The problem is that the classic “gunboat diplomacy” that worked in the 19th and to some extent the 20th century is no longer as effective as it was. This is because almost everyone has understood the fact that a war is never won by one side declaring victory but when one side admits defeat.

President Trump’s semi-official foreign secretary Steve Witkoff says his boss is suprised that having witnessed the massive military build-up all around Iran the ruling clerics haven’t surrendered.

Whether or not to attack Iran or how to do it has become a popular topic for TV shows and dinner-table gossip across the world.

The other night, French General Francois Chauvancy advised Trump on Paris TV to train and arm anti-regime Iranians before launching his attack. Franco-Iranian academic Didier Idjadi advised Trump to deploy Special Forces to mop up resistance after the initial destruction of key targets.

But most pontiffs avoid the key question: Then what?

So, let us try to answer it depending on the scale of the attack.

A short, sharp and necessarily limited attack will be followed by Tehran accepting a ceasefire and expressing willingness to enter a new round of negotiations, exactly like what happened last June. In that case the attack would have been pointless because Tehran has already used the negotiation charade that has continued for almost half a century.

The second scenario is that the “hardline faction” is defanged and pro-US groups seize control. That would mean returning to the good old days of President Barack Obama when John Kerry and Mohammad Javad Zarif strolled together along Lake Leman to ponder how to hoodwink critics at home.

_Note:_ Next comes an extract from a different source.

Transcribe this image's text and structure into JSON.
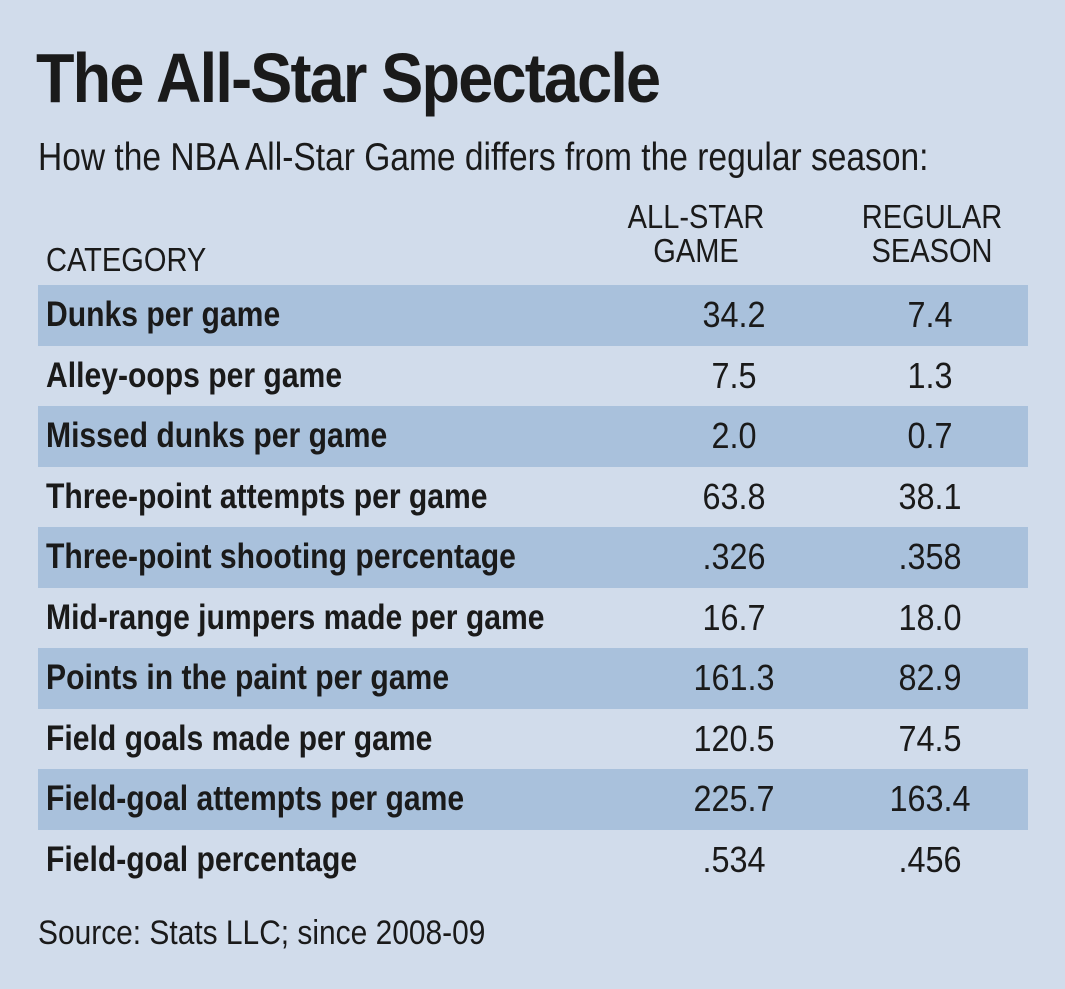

Trump wouldn’t be happy about such a back-to-the-future scenario scripted by the Obama-Joe Biden-Hillary Clinton trio.

The third scenario is that the attack causes systemic collapse and enables Reza Pahlavi’s “team” to concoct a transitional government and organize their referendum.

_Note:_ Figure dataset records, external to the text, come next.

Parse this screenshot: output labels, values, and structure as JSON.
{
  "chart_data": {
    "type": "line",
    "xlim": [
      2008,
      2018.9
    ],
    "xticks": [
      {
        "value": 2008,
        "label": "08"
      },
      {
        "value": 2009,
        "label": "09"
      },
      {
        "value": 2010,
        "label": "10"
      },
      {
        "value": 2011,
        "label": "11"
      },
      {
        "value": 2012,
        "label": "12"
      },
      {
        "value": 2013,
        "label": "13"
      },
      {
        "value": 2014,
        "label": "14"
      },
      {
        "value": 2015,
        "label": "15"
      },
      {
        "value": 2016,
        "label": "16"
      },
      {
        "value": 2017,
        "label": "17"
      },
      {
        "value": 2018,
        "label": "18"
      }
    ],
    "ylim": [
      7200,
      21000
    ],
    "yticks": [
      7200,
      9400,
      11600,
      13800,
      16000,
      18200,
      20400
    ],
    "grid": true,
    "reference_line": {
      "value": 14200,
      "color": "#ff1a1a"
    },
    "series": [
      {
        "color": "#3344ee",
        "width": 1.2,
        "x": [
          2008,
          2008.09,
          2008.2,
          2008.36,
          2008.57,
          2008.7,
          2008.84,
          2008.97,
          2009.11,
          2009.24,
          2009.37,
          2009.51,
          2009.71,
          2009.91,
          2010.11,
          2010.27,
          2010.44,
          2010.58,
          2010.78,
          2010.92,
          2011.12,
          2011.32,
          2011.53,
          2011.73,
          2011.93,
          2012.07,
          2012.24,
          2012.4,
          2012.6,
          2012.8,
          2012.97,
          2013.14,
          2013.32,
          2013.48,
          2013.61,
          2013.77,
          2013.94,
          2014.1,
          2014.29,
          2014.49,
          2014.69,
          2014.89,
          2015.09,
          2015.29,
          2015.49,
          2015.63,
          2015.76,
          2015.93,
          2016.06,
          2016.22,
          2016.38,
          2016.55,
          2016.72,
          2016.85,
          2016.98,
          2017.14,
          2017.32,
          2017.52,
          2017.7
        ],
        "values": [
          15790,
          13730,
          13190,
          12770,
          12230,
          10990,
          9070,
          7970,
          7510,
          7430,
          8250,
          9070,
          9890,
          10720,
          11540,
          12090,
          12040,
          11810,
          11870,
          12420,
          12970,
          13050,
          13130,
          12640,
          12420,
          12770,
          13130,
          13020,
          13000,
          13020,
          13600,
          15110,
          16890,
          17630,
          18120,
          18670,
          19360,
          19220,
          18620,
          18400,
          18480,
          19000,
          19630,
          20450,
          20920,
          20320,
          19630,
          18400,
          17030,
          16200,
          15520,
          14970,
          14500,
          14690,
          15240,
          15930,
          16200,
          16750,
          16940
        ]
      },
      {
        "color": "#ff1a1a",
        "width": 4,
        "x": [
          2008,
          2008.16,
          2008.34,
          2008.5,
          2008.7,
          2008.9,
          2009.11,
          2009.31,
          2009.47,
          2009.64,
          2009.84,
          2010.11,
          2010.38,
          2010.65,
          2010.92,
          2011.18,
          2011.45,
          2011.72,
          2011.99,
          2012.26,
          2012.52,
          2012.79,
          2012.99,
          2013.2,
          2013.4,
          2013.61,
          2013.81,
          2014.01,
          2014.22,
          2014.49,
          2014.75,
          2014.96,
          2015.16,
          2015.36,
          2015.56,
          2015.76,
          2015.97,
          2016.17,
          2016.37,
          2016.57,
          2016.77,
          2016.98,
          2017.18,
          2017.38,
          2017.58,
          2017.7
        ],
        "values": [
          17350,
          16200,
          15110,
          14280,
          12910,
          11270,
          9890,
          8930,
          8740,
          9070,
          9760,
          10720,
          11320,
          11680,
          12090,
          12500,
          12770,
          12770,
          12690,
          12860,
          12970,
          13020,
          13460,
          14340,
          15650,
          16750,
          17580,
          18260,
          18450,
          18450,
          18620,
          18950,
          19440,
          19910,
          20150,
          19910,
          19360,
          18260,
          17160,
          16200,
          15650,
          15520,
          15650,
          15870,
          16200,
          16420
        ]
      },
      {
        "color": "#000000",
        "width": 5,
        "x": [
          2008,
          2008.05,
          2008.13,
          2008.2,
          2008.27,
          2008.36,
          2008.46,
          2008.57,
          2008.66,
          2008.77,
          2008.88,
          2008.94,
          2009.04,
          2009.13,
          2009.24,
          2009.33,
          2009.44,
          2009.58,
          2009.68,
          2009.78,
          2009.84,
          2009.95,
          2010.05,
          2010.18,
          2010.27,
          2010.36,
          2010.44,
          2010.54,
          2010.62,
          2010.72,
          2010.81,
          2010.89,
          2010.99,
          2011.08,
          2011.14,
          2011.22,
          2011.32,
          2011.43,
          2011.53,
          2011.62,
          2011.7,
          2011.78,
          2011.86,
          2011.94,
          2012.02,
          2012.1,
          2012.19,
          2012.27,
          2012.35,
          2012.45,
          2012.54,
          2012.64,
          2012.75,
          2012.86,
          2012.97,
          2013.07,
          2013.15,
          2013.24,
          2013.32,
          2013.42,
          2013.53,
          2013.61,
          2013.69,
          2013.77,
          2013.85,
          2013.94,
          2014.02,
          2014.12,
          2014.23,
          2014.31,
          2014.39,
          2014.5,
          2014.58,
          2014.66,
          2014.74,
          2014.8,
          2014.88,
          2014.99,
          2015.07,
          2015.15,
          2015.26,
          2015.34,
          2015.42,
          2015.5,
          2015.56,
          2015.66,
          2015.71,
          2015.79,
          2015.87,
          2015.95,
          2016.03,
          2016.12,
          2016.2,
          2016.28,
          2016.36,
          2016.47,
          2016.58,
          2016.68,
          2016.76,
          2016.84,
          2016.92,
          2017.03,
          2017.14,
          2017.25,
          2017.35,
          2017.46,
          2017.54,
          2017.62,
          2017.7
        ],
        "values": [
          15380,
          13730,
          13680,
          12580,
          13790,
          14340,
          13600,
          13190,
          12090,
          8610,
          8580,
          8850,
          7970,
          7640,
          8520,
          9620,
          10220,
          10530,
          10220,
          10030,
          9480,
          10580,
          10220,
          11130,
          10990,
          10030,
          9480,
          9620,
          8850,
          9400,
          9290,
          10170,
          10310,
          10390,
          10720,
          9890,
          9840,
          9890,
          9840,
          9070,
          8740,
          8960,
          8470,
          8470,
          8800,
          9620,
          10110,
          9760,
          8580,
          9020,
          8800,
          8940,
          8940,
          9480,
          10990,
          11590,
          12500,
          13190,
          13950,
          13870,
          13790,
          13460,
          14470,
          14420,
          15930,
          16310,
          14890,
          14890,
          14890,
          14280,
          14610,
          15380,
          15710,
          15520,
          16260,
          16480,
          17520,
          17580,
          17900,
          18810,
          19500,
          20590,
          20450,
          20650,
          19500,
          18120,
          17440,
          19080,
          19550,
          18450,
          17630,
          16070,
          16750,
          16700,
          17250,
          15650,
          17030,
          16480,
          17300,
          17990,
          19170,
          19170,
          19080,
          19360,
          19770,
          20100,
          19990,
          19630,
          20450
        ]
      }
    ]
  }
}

In that case, it would be important to know who will be in that transitional government, under what law a referendum would be held and what question that referendum will ask.

We will be in the territory of “the unknown unknowns” depicted by Donald Rumsfeld.

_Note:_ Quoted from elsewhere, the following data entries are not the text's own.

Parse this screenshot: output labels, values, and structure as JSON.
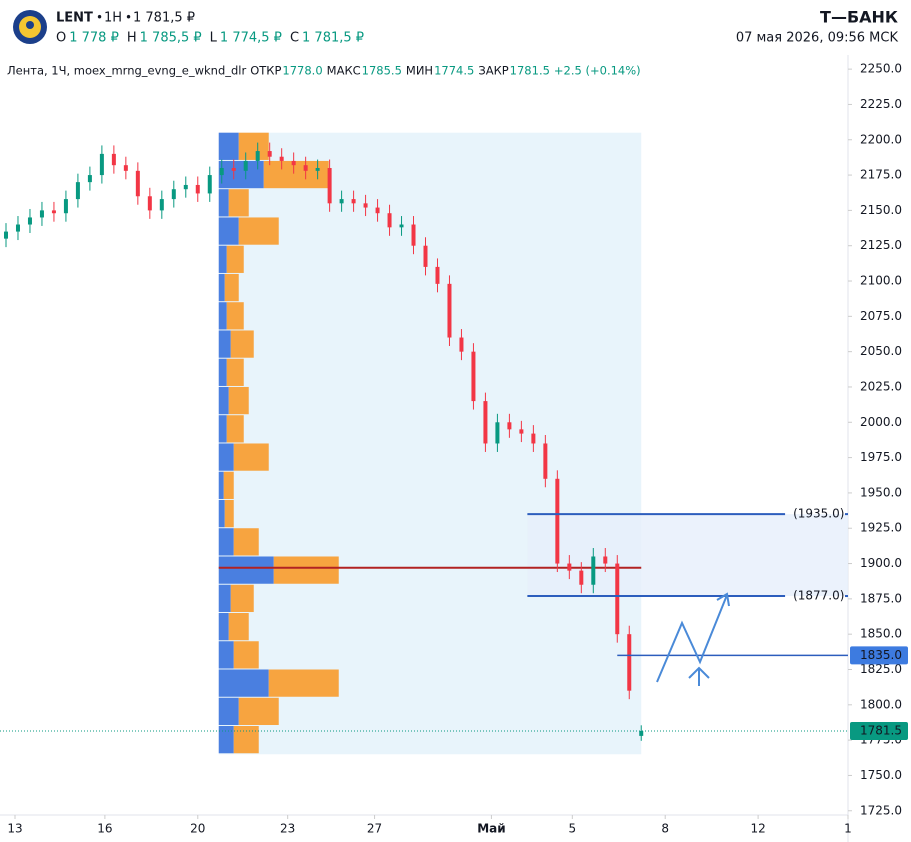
{
  "header": {
    "ticker": "LENT",
    "interval": "1H",
    "price": "1 781,5 ₽",
    "ohlc": [
      {
        "key": "О",
        "value": "1 778 ₽"
      },
      {
        "key": "Н",
        "value": "1 785,5 ₽"
      },
      {
        "key": "L",
        "value": "1 774,5 ₽"
      },
      {
        "key": "С",
        "value": "1 781,5 ₽"
      }
    ],
    "brand": "Т—БАНК",
    "datetime": "07 мая 2026, 09:56 MCK"
  },
  "chart_data": {
    "type": "candlestick",
    "legend": {
      "name": "Лента, 1Ч, moex_mrng_evng_e_wknd_dlr",
      "items": [
        {
          "key": "ОТКР",
          "value": "1778.0"
        },
        {
          "key": "МАКС",
          "value": "1785.5"
        },
        {
          "key": "МИН",
          "value": "1774.5"
        },
        {
          "key": "ЗАКР",
          "value": "1781.5"
        }
      ],
      "change": "+2.5 (+0.14%)"
    },
    "up_color": "#089981",
    "down_color": "#f23645",
    "xlim": [
      0,
      28.2
    ],
    "ylim": [
      1722,
      2260
    ],
    "xticks": [
      {
        "value": 0.4,
        "label": "13"
      },
      {
        "value": 3.4,
        "label": "16"
      },
      {
        "value": 6.5,
        "label": "20"
      },
      {
        "value": 9.5,
        "label": "23"
      },
      {
        "value": 12.4,
        "label": "27"
      },
      {
        "value": 16.3,
        "label": "Май"
      },
      {
        "value": 19.0,
        "label": "5"
      },
      {
        "value": 22.1,
        "label": "8"
      },
      {
        "value": 25.2,
        "label": "12"
      },
      {
        "value": 28.2,
        "label": "1"
      }
    ],
    "yticks": [
      {
        "value": 1725,
        "label": "1725.0"
      },
      {
        "value": 1750,
        "label": "1750.0"
      },
      {
        "value": 1775,
        "label": "1775.0"
      },
      {
        "value": 1800,
        "label": "1800.0"
      },
      {
        "value": 1825,
        "label": "1825.0"
      },
      {
        "value": 1850,
        "label": "1850.0"
      },
      {
        "value": 1875,
        "label": "1875.0"
      },
      {
        "value": 1900,
        "label": "1900.0"
      },
      {
        "value": 1925,
        "label": "1925.0"
      },
      {
        "value": 1950,
        "label": "1950.0"
      },
      {
        "value": 1975,
        "label": "1975.0"
      },
      {
        "value": 2000,
        "label": "2000.0"
      },
      {
        "value": 2025,
        "label": "2025.0"
      },
      {
        "value": 2050,
        "label": "2050.0"
      },
      {
        "value": 2075,
        "label": "2075.0"
      },
      {
        "value": 2100,
        "label": "2100.0"
      },
      {
        "value": 2125,
        "label": "2125.0"
      },
      {
        "value": 2150,
        "label": "2150.0"
      },
      {
        "value": 2175,
        "label": "2175.0"
      },
      {
        "value": 2200,
        "label": "2200.0"
      },
      {
        "value": 2225,
        "label": "2225.0"
      },
      {
        "value": 2250,
        "label": "2250.0"
      }
    ],
    "x": [
      0.1,
      0.5,
      0.9,
      1.3,
      1.7,
      2.1,
      2.5,
      2.9,
      3.3,
      3.7,
      4.1,
      4.5,
      4.9,
      5.3,
      5.7,
      6.1,
      6.5,
      6.9,
      7.3,
      7.7,
      8.1,
      8.5,
      8.9,
      9.3,
      9.7,
      10.1,
      10.5,
      10.9,
      11.3,
      11.7,
      12.1,
      12.5,
      12.9,
      13.3,
      13.7,
      14.1,
      14.5,
      14.9,
      15.3,
      15.7,
      16.1,
      16.5,
      16.9,
      17.3,
      17.7,
      18.1,
      18.5,
      18.9,
      19.3,
      19.7,
      20.1,
      20.5,
      20.9,
      21.3
    ],
    "open": [
      2130,
      2135,
      2140,
      2145,
      2150,
      2148,
      2158,
      2170,
      2175,
      2190,
      2182,
      2178,
      2160,
      2150,
      2158,
      2165,
      2168,
      2162,
      2175,
      2180,
      2178,
      2185,
      2192,
      2188,
      2185,
      2182,
      2178,
      2180,
      2155,
      2158,
      2155,
      2152,
      2148,
      2138,
      2140,
      2125,
      2110,
      2098,
      2060,
      2050,
      2015,
      1985,
      2000,
      1995,
      1992,
      1985,
      1960,
      1900,
      1895,
      1885,
      1905,
      1900,
      1850,
      1778
    ],
    "high": [
      2141,
      2146,
      2151,
      2156,
      2156,
      2164,
      2176,
      2181,
      2196,
      2196,
      2188,
      2184,
      2166,
      2164,
      2171,
      2174,
      2174,
      2181,
      2186,
      2186,
      2191,
      2198,
      2198,
      2194,
      2191,
      2188,
      2186,
      2186,
      2164,
      2164,
      2161,
      2158,
      2154,
      2146,
      2146,
      2131,
      2116,
      2104,
      2066,
      2056,
      2021,
      2006,
      2006,
      2001,
      1998,
      1991,
      1966,
      1906,
      1901,
      1911,
      1911,
      1906,
      1856,
      1785.5
    ],
    "low": [
      2124,
      2129,
      2134,
      2139,
      2142,
      2142,
      2152,
      2164,
      2169,
      2176,
      2172,
      2154,
      2144,
      2144,
      2152,
      2159,
      2156,
      2156,
      2169,
      2172,
      2172,
      2179,
      2182,
      2179,
      2176,
      2172,
      2172,
      2149,
      2149,
      2149,
      2146,
      2142,
      2132,
      2132,
      2119,
      2104,
      2092,
      2054,
      2044,
      2009,
      1979,
      1979,
      1989,
      1986,
      1979,
      1954,
      1894,
      1889,
      1879,
      1879,
      1894,
      1844,
      1804,
      1774.5
    ],
    "close": [
      2135,
      2140,
      2145,
      2150,
      2148,
      2158,
      2170,
      2175,
      2190,
      2182,
      2178,
      2160,
      2150,
      2158,
      2165,
      2168,
      2162,
      2175,
      2180,
      2178,
      2185,
      2192,
      2188,
      2185,
      2182,
      2178,
      2180,
      2155,
      2158,
      2155,
      2152,
      2148,
      2138,
      2140,
      2125,
      2110,
      2098,
      2060,
      2050,
      2015,
      1985,
      2000,
      1995,
      1992,
      1985,
      1960,
      1900,
      1895,
      1885,
      1905,
      1900,
      1850,
      1810,
      1781.5
    ],
    "profile": {
      "x_range": [
        7.2,
        21.3
      ],
      "bins": [
        1765,
        1785,
        1805,
        1825,
        1845,
        1865,
        1885,
        1905,
        1925,
        1945,
        1965,
        1985,
        2005,
        2025,
        2045,
        2065,
        2085,
        2105,
        2125,
        2145,
        2165,
        2185,
        2205
      ],
      "up": [
        15,
        20,
        50,
        15,
        10,
        12,
        55,
        15,
        6,
        5,
        15,
        8,
        10,
        8,
        12,
        8,
        6,
        8,
        20,
        10,
        45,
        20
      ],
      "down": [
        25,
        40,
        70,
        25,
        20,
        23,
        65,
        25,
        9,
        10,
        35,
        17,
        20,
        17,
        23,
        17,
        14,
        17,
        40,
        20,
        65,
        30
      ],
      "up_color": "#4a7fe0",
      "down_color": "#f7a440",
      "area_color": "#e8f4fb",
      "poc": 1897,
      "poc_color": "#b22222"
    },
    "zone": {
      "from": 1877,
      "to": 1935,
      "x_start": 17.5,
      "color": "#e6effb"
    },
    "levels": [
      {
        "value": 1935,
        "label": "(1935.0)",
        "x_range": [
          17.5,
          26.1
        ]
      },
      {
        "value": 1877,
        "label": "(1877.0)",
        "x_range": [
          17.5,
          26.1
        ]
      }
    ],
    "marker": {
      "value": 1835,
      "label": "1835.0",
      "x_start": 20.5
    },
    "last": {
      "value": 1781.5,
      "label": "1781.5"
    },
    "level_color": "#2c5dbd"
  }
}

A fourth scenario could plunge the US into a long and costly war leading to a Samson Option in which everyone inside and around the temple, including the blinded giant, will live, if they live, to regret the whole thing.

Then there is the “cake-walk” scenario, a variation on what happened in Afghanistan when Mullah Omar fled on his motorcycle and allowed the US to decide who should rule Kabul.

Even then it would be hard to imagine a balance-sheet that shows the US benefiting from the largest expenditure of blood and treasure it made since the moment of madness in Indochina.

A sixth scenario, though less likely, may also be considered.

This one obeys the China-shop rule: “If you break it, you own it!”

Provided you are ready for the long haul that could produce a positive outcome as it did in West Germany, Japan and South Korea after World War II and the peninsular war.

In such a scenario you obey the triple “c” rule set out by the French theoretician of war Jomini: “Conquer, cleanse, control!”. And that means readiness to stay the course for ever if necessary.

Talk of war with Iran comes at a time we mark the fourth anniversary of Vladimir Putin’s invasion of Ukraine; an event that has produced two contradictory results.

First, it has shown that this war isn’t winnable because the weaker side isn’t allowed to throw in the towel by a Europe frightened of further Russian aggressions.

Paradoxically, this unwinnable war has made war more popular across the globe.

Average world expenditure on the military is showing a 40 percent increase. The implicit message is: Spend more preparing for war but know that war may no longer be winnable in the sense it was throughout history.

There is no doubt that Iran remains a problem if only in the sense of the so-called Thucydides trap when an anti-status quo power tries to reshape the balance of power in a region after its own scheme.

Such a situation often leads to war with the challenging intruder ending up as loser.
However, there are also exceptions when the trap is shut by regime change initiated by the people of the perturbing nation.